Hackett alluded to an ongoing “China + 1” strategy, where many US importers are diversifying into other cargo origins within Southeast Asia, but added that:  “Right now, China is still the dominant import origin for containerised imports [by weight]” into the States.

An important maritime related aspect of the new tariffs was mentioned only in passing on the Port of LA call; this will be the impact of tariffs on maritime equipment, noting recent concerns about potential cyber-related issues with cargo cranes from China. In the President’s statement on the new tariffs, the White House says that: “The tariff rate on ship-to-shore cranes will increase from 0% to 25% in 2024.”

In their brief, they state: “The Administration continues to deliver for the American people by rebuilding the United States’ industrial capacity to produce port cranes with trusted partners. A 25% tariff rate on ship-to-shore cranes will help protect US manufacturers from China’s unfair trade practices that have led to excessive concentration in the market. Port cranes are essential pieces of infrastructure that enable the continuous movement and flow of critical goods to, from, and within the United States, and the Administration is taking action to mitigate risks that could disrupt American supply chains.”

Increasingly, in the United States’ foreign policy, there are linkages between economics and national security. Though cyber concerns are not mentioned specifically, the wording in the White House briefing strongly implies that such a connection is indeed a motivator for including cargo handling equipment.

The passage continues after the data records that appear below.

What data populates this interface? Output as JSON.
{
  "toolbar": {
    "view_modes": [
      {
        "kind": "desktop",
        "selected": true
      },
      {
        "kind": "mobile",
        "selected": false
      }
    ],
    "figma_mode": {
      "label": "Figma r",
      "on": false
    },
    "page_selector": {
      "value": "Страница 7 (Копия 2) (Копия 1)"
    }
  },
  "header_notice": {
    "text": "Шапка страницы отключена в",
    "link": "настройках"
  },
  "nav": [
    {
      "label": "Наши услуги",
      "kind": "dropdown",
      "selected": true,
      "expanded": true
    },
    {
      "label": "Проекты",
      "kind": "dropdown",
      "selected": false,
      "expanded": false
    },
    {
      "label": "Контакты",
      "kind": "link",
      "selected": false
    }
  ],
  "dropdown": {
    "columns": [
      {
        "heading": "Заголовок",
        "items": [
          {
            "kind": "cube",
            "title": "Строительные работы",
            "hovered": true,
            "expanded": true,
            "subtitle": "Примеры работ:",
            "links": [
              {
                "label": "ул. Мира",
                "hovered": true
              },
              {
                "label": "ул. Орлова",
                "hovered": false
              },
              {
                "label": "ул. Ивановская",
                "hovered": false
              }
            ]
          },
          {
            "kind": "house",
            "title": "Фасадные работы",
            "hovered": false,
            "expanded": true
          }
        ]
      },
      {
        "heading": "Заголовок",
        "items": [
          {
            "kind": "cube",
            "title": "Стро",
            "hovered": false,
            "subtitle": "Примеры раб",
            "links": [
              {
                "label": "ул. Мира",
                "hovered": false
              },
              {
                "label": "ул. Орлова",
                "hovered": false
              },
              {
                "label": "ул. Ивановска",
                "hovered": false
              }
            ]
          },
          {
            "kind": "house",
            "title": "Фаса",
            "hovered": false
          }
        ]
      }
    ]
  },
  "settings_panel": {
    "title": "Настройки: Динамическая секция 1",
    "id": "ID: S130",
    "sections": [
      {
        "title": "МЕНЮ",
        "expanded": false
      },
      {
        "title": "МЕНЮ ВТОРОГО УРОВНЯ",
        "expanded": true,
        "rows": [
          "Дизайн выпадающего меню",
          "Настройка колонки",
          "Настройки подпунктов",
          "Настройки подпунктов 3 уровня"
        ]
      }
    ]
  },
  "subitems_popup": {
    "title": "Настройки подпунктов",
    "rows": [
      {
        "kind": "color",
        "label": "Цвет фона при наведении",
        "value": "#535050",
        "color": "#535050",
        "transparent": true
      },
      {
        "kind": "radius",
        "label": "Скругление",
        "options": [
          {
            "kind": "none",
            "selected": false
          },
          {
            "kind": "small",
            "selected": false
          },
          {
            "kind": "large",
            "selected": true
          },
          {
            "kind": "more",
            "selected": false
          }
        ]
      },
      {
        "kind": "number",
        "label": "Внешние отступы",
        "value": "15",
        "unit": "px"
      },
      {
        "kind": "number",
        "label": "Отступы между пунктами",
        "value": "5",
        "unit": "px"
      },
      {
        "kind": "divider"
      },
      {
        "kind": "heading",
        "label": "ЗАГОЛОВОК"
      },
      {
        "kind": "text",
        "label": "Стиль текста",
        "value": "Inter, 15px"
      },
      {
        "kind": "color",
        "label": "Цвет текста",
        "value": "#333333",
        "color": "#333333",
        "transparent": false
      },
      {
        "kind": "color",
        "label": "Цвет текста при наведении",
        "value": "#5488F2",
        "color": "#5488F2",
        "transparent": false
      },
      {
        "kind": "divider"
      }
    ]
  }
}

The Presidential statement, discussing the tariffs on cargo handling cranes reads as follows: “This action also builds off of ongoing work to invest in US port infrastructure through the President’s Investing in America Agenda. This port security initiative includes bringing port crane manufacturing capabilities back to the United States to support US supply chain security and encourages ports across the country and around the world to use trusted vendors when sourcing cranes or other heavy equipment.”